CPRA Considerations for Alternative Data Diligence
Private fund managers that use alternative data for investment research will want to confirm during due diligence of alternative data providers that the collection of any personal information from California residents by the vendor or any downstream supplier complies with the CPRA. Further, even though “de-identified information” and “aggregate consumer information” are excluded from the definition of “personal information” under the CPRA, private fund managers will want to ensure that the data sets they receive meet the CPRA’s requirement that the de-identification/aggregation cannot be readily reverse-engineered.
The CPRA’s more robust exception for “publicly available” information should be welcome news for web scrapers. Under the CCPA, “publicly available” was limited to information made available from federal, state or local government records. Thus, for example, when scraping the public portions of social media sites, personal information of California residents was in scope of the CCPA even where the California resident had chosen to make such information public.

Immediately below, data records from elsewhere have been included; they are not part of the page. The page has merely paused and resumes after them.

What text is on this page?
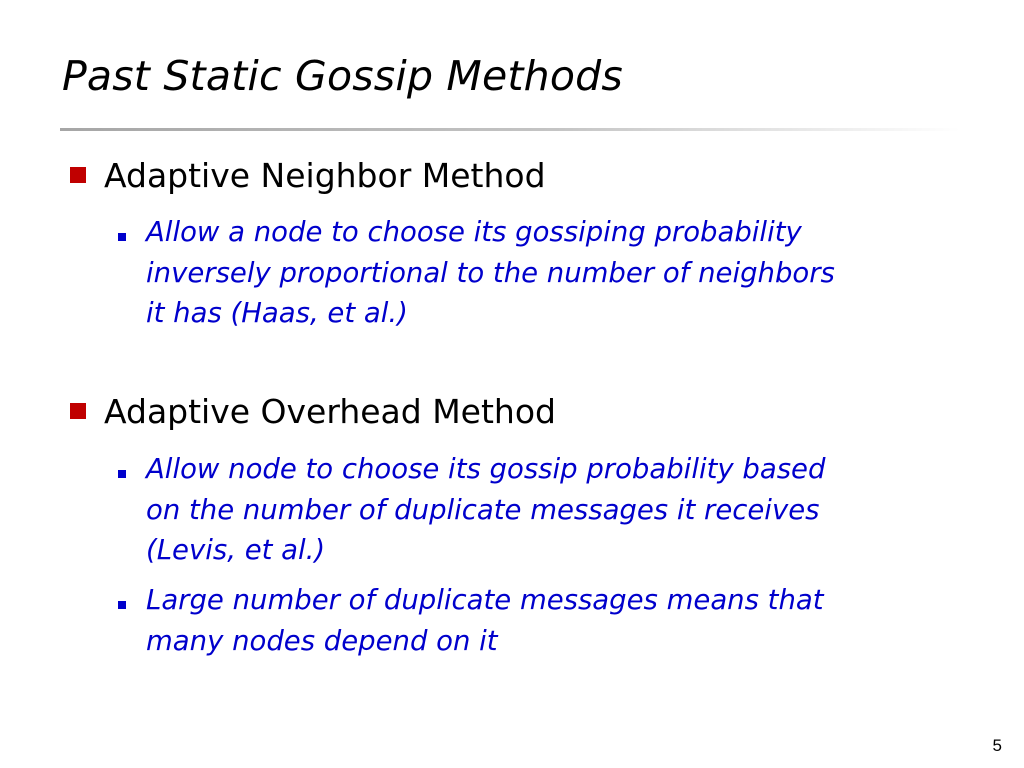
Past Static Gossip Methods
Adaptive Neighbor Method
Allow a node to choose its gossiping probability
inversely proportional to the number of neighbors
it has (Haas, et al.)
Adaptive Overhead Method
Allow node to choose its gossip probability based
on the number of duplicate messages it receives
(Levis, et al.)
Large number of duplicate messages means that
many nodes depend on it
5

The CPRA, however, addresses some of the anomalous results this caused by expanding the exclusion for “publicly available” information to include information that a business has a reasonable basis to believe is lawfully made available to the general public by the consumer or from widely distributed media or information made available by a person to whom the consumer has disclosed the information if the consumer has not restricted the information to a specific audience.